Databricks Community

Volker · ‎10-16-2024

Hello Community,

I came across a strange behviour when using structured streaming on top of a delta table.

I have a stream that I wanted to start from a specific version of a delta table using the option option(

"starting_version", x) because I did not want to stream all the data of source the table but only the newly arriving one. To accomodate future (non-additive) schema changes I also set the option option("schemaTrackingLocation", checkpoint_location).

Now, if I change the schema of the source table the DataStreamReader does not pick up the schema changes and writes these to the schemaTrackingLocation but still infers the old schema and I can't get it to pick up the schema changes.

After some trial and error I found out that the starting_version is probably the cause of the issue since I tried changing the schema on a stream without setting the starting_version option and it worked as intended and could pick up the schema changes on the source table.
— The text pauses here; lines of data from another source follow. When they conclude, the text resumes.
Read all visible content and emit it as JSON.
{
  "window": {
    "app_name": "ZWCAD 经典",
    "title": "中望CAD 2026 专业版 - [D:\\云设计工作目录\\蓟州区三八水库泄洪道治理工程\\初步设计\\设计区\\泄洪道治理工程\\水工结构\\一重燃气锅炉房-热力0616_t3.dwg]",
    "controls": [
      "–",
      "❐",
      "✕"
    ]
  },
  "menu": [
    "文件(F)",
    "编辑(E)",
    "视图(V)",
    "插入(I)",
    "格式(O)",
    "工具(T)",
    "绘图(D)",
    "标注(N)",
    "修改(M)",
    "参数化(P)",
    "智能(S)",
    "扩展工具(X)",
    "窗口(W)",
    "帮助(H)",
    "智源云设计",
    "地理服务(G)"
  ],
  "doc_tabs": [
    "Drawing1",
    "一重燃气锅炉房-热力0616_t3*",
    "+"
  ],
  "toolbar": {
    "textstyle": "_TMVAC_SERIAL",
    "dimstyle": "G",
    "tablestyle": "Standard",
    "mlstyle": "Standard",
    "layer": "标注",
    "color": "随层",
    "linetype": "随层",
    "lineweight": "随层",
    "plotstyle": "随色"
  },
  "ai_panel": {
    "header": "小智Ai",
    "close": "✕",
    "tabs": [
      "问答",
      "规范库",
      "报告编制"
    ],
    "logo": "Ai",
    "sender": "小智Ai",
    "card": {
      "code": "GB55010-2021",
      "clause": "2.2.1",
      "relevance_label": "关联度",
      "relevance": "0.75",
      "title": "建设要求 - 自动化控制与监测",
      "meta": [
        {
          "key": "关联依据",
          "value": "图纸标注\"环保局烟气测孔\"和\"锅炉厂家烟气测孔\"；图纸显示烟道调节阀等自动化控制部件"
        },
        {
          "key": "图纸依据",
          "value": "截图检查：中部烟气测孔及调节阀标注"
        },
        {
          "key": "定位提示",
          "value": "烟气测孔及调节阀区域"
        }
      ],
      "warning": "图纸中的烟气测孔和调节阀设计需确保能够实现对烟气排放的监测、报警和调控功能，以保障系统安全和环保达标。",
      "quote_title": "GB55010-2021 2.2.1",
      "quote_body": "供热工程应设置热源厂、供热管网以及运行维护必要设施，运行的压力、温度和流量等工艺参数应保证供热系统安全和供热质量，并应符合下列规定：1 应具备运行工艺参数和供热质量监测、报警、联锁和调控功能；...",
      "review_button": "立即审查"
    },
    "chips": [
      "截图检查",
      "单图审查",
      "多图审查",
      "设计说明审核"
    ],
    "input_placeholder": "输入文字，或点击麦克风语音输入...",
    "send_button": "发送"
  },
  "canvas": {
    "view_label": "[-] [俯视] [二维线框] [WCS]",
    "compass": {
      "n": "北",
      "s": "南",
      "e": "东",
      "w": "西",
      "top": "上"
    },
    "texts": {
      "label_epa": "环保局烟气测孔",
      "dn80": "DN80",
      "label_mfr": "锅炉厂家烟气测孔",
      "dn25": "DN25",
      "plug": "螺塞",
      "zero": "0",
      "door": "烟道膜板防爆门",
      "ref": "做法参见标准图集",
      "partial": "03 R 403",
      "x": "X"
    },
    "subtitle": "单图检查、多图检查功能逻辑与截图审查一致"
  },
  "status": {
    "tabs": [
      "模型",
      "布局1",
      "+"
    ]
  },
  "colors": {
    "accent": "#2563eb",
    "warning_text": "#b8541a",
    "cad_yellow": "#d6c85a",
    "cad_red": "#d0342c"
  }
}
I'm a bit confused since the starting_version should only have an effect when starting the stream and otherwise be ignored, as from the docs:

They take effect only when starting a new streaming query. If a streaming query has started and the progress has been recorded in its checkpoint, these options are ignored. https://docs.databricks.com/en/structured-streaming/delta-lake.html#specify-initial-position

Did anybody have a similar problem? Is this an intended behaviour? How can I solve this issue? Where could I raise this issue?

Volker · ‎10-18-2024

I found that it actually is not related to specifying the starting_version.

I think I found the flaw in the flow how the schema is updated in the schemaTrackingLocation:

On the first readStream operation the _schema_log_... gets created
On the first writeStream operation the schema gets written to the _schema_log_
readStream will now read in the source table with the schema from _schema_log_
the schema in _schema_log_ only gets updated on a writeStream operation if there is a schema change detected in the source table
The check if the source table schema was updated happens after checking if the data schema and the target schema are compatible
If the source table schema and target table schema get updated simultaneously then the stream fails since it detects a schema mismatch between the data schema (which is the original schema) and the target table schema
Because the stream fails at this point the schema in the _schema_log_ does not get updated as well and the readStream will always only read in the original schema of the source table even though the schema changed.

This is quite annoying behaviour because of this you would first need to adapt the schema of the source table, let the stream fail since it detected a schema change (which will cause an update of the schema in the _schema_log_) and then update the schema of the target table.
I know that I could use schema evolution but I do not want to use it if possible.
Does anybody have experience with this and has a workaround?